Trattandosi poi di ristorazione si ha anche a che fare con l’annosa questione della mancanza di personale, imputata spesso dai ristoratori con la presenza del Reddito di cittadinanza. In molti annunci che lanciavano allarmi su questo problema, si scopriva in realtà che dagli stipendi offerti mancavano le tasse da dedurre o che gli orari non erano sempre rispettati.
Varese, per spiegare la chiusura del suo ristorante, ammette che questi sono problemi che si sono presentati anche nel suo caso:
Milano è una città che ha un’ampia offerta ristorativa anche stellata, più di quando abbiamo aperto Viva 10 anni fa: ma adesso andare a mangiare negli stellati sta tornando a essere un lusso d’élite. Diciamo che nella ristorazione è difficile rientrare nelle 40 ore spaccate di lavoro perché magari i tempi si allungano, possono capitare degli imprevisti o i clienti arrivano tardi.
La chef indica anche che in Italia resiste anche una certa cultura che vede il cibo come un qualcosa che deve essere sì di qualità, buono, “naturale”, ma anche economico per le tasche dei consumatori:
Dovremo abituarci a pagare di più, come già avviene nel resto d’Europa. In Italia il cibo costa ancora poco, quasi la metà, rispetto alla Germania o alla Francia. Si andrà meno a mangiare fuori.
Soltanto riuscendo a gestire più margini di guadagno un ristoratore può pensare di ampliare la sua squadra di assistenti.
Come saranno i due nuovi ristoranti democratici della chef Varese
Tutto quanto detto da Varese va rapportato, è bene ricordarlo, a Milano, una città dallo stile di vita molto veloce e soprattutto costoso. Ci sono zone della città meneghina che vedono un afflusso costante di turisti e lavoratori qualificati dall’estero, che spendono molto nel buon cibo e in intrattenimento di livello.

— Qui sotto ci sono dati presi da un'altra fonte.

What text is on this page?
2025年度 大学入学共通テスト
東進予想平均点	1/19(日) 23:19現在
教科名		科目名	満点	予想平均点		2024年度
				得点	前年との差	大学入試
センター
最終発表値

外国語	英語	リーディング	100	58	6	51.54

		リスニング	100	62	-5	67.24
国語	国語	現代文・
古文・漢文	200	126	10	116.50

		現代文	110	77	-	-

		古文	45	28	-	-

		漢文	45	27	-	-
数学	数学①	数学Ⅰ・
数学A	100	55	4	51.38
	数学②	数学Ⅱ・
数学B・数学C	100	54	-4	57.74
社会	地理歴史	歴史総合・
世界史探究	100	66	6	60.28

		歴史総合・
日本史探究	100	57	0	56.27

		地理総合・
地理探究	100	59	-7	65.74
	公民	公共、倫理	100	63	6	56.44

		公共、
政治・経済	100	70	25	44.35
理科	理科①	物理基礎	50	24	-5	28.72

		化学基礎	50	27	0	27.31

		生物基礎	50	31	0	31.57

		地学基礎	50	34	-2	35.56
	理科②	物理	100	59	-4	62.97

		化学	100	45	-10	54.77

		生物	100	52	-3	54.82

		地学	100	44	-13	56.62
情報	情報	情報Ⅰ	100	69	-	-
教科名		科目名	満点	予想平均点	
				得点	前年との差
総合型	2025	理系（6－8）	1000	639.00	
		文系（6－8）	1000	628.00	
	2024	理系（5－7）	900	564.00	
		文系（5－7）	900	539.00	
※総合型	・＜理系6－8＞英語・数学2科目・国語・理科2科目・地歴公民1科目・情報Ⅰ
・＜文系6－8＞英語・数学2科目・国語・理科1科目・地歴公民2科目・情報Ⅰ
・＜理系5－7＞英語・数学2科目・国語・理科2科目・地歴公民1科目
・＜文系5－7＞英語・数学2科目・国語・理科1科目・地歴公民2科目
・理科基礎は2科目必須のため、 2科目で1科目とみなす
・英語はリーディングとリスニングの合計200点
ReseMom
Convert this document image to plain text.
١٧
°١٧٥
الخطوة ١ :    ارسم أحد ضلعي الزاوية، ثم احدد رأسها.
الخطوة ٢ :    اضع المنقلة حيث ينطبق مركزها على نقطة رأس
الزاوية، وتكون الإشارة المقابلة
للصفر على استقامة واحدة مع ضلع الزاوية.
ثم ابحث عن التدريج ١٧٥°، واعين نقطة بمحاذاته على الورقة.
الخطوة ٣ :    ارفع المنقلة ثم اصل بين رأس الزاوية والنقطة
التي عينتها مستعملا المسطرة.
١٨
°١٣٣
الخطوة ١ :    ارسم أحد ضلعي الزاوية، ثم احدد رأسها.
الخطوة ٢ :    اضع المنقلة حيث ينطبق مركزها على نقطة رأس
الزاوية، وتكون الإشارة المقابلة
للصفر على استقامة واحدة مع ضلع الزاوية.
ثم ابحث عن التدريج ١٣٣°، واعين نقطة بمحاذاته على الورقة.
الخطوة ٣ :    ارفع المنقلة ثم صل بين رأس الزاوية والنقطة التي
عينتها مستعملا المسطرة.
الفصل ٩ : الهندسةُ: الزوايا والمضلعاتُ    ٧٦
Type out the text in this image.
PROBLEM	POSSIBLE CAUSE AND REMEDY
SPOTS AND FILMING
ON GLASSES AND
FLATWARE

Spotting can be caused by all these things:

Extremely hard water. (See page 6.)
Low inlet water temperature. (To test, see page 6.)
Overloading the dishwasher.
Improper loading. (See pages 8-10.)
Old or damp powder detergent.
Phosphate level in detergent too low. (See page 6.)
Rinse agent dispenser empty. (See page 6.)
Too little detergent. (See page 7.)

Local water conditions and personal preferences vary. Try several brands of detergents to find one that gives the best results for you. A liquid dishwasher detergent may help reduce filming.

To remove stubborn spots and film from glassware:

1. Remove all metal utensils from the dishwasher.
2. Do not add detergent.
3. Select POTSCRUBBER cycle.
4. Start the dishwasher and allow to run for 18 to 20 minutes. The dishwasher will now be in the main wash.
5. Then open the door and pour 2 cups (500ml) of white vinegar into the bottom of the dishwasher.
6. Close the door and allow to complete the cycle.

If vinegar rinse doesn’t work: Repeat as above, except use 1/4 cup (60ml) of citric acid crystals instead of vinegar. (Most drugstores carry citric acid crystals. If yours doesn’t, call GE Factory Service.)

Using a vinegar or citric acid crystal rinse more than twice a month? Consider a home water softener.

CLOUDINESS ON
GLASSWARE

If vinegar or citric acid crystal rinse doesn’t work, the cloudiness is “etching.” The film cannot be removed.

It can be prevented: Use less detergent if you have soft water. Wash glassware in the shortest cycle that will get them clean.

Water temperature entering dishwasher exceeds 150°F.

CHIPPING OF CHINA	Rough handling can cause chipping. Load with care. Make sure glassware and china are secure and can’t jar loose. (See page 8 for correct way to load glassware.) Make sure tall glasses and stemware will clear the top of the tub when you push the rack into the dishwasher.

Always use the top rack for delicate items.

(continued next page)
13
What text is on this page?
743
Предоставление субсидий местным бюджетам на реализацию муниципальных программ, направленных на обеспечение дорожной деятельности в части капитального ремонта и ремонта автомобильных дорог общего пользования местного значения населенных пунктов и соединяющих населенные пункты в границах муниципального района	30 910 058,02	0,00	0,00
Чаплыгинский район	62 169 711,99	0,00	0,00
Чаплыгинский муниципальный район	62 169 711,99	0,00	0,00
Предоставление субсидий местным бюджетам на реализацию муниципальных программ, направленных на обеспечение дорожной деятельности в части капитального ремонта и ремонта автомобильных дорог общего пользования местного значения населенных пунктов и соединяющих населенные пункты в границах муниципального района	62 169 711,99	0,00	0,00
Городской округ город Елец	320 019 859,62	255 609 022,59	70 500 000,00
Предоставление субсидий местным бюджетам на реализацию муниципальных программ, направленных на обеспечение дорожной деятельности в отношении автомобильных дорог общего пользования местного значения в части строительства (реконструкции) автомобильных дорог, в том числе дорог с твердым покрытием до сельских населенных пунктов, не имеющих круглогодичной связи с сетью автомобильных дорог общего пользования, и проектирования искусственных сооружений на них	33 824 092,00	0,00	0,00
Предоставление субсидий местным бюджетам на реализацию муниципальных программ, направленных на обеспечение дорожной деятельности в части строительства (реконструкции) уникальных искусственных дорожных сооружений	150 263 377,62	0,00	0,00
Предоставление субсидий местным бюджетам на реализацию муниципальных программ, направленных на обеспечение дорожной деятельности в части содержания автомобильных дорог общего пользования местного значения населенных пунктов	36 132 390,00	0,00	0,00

I due nuovi ristoranti democratici di Varese si chiamano “Faak” (non lontano dal Cimitero Monumentale) e “Polpo“, in zona Porta Venezia. Il primo fa del cambiamento il suo marchio di fabbrica: a seconda delle giornate è ora pizzeria ora braceria, ora pasticceria ora panetteria, ora bar ora ristorante e laboratorio, mentre il secondo propone piatti di pesce a seconda della loro cottura.
Varese ci tiene molto alla qualità dei prodotti e ricorda che i prezzi si legano a quanto costa in generale la vita a Milano. Nel primo locale lo scontrino medio è 18 euro a pranzo e 40 a cena, mentre per il secondo oscilla fra i 50 e i 60 euro.
Forse la democraticità di cui parla Varese non è tanto rivolta al prezzo dei piatti, quanto alla convivialità e all’atmosfera dei locali.